We will also test a procedure for simultaneous sedimentation of chromium speciation in extraction columns after percolating Cr(III) to its anion form. These adequately prepared samples can now be analysed in an ion chromatograph, which will separate these two forms, trivalent and hexavalent chromium, and subsequently, their concentration will be determined in a mass spectrometer. The procedure will allow us to standardise the way of sample preparation and analysis regardless of the chromium concentration in the studied waters’, says Piotr Rusiniak, MSc, one of the chief researchers in the project.
However, the so-called instrumental analysis described above is not everything the AGH UST scientists have in store. Data collected in the laboratory will be processed in hydrogeochemical modelling using Geochemist’s Workbench (GWB) software.
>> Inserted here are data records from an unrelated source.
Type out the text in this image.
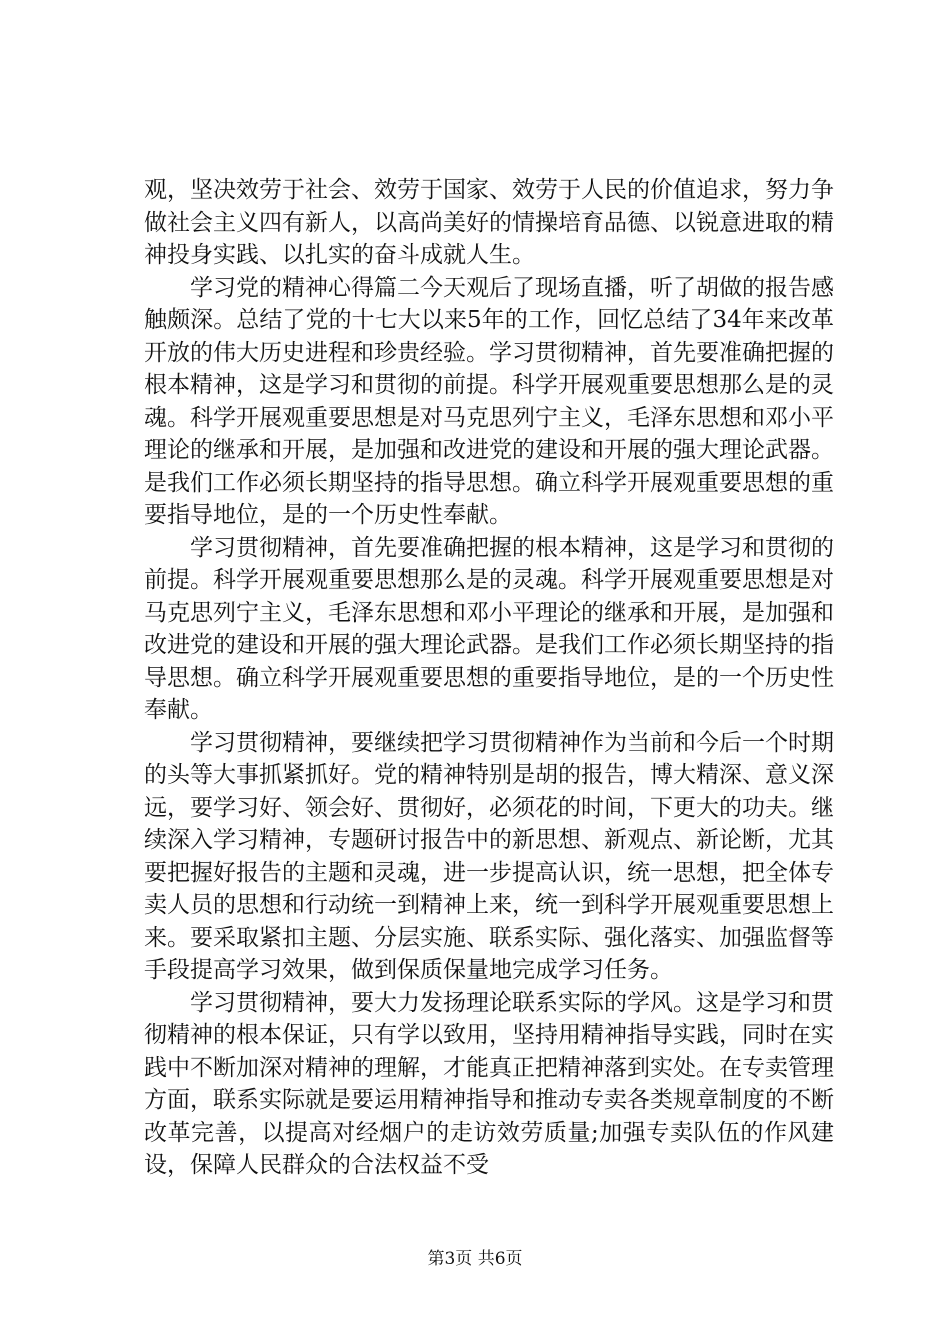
观，坚决效劳于社会、效劳于国家、效劳于人民的价值追求，努力争做社会主义四有新人，以高尚美好的情操培育品德、以锐意进取的精神投身实践、以扎实的奋斗成就人生。

学习党的精神心得篇二今天观后了现场直播，听了胡做的报告感触颇深。总结了党的十七大以来5年的工作，回忆总结了34年来改革开放的伟大历史进程和珍贵经验。学习贯彻精神，首先要准确把握的根本精神，这是学习和贯彻的前提。科学开展观重要思想那么是的灵魂。科学开展观重要思想是对马克思列宁主义，毛泽东思想和邓小平理论的继承和开展，是加强和改进党的建设和开展的强大理论武器。是我们工作必须长期坚持的指导思想。确立科学开展观重要思想的重要指导地位，是的一个历史性奉献。

学习贯彻精神，首先要准确把握的根本精神，这是学习和贯彻的前提。科学开展观重要思想那么是的灵魂。科学开展观重要思想是对马克思列宁主义，毛泽东思想和邓小平理论的继承和开展，是加强和改进党的建设和开展的强大理论武器。是我们工作必须长期坚持的指导思想。确立科学开展观重要思想的重要指导地位，是的一个历史性奉献。

学习贯彻精神，要继续把学习贯彻精神作为当前和今后一个时期的头等大事抓紧抓好。党的精神特别是胡的报告，博大精深、意义深远，要学习好、领会好、贯彻好，必须花的时间，下更大的功夫。继续深入学习精神，专题研讨报告中的新思想、新观点、新论断，尤其要把握好报告的主题和灵魂，进一步提高认识，统一思想，把全体专卖人员的思想和行动统一到精神上来，统一到科学开展观重要思想上来。要采取紧扣主题、分层实施、联系实际、强化落实、加强监督等手段提高学习效果，做到保质保量地完成学习任务。

学习贯彻精神，要大力发扬理论联系实际的学风。这是学习和贯彻精神的根本保证，只有学以致用，坚持用精神指导实践，同时在实践中不断加深对精神的理解，才能真正把精神落到实处。在专卖管理方面，联系实际就是要运用精神指导和推动专卖各类规章制度的不断改革完善，以提高对经烟户的走访效劳质量;加强专卖队伍的作风建设，保障人民群众的合法权益不受

第3页 共6页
On the basis of the physicochemical parameters of all solutions, the scientists will conduct a chromium speciation modelling in the water-bearing layer and a phase portrait modelling presenting the most prevalent Cr speciation in water. Furthermore, the researchers plan to perform a risk analysis for human health, related to both the total concentration of chromium and Cr(III) and Cr(VI) forms in the investigated waters.
Taking advantage of this opportunity, scientists have also decided to test popular water filter cartridges. Experiments have shown their high efficiency – according to the information provided by the producers, filters actually lower the contents of toxic metals in water. The investigation began with an analysis of the metal concentration of the water supply system, which acted as the background for further measurements. For more than a month, scientists have been percolating a specific volume of water through filters, testing not only their effectiveness but also their durability. The researchers wanted to pinpoint the exact moment of filter usage when the reduction in metal concentration deteriorates with respect to its initial capabilities. During the presentation of research results at a scientific conference held at the AGH UST in December, a photo of cut-up water filters was shown, which attracted some interest from the participants.
‘Where did the cut-up water filter cartridges come from? We have a clever student who took part in the implementation of water filter jug experiments under the supervision of Dr Katarzyna Wątor. The student came to a realisation that it may be worth checking what’s inside such filters and how they actually differ from one another. She took it upon herself to dismantle those filters and concluded that they’re mostly filled with activated carbon or other materials patented by a given company’, explains Piotr Rusiniak.
Water filter cartridges cut-up by the student.
The project was funded by a university grant within the framework of the “Initiative for Excellence – Research University” project (the AGH UST 2020-2022, PRA-3).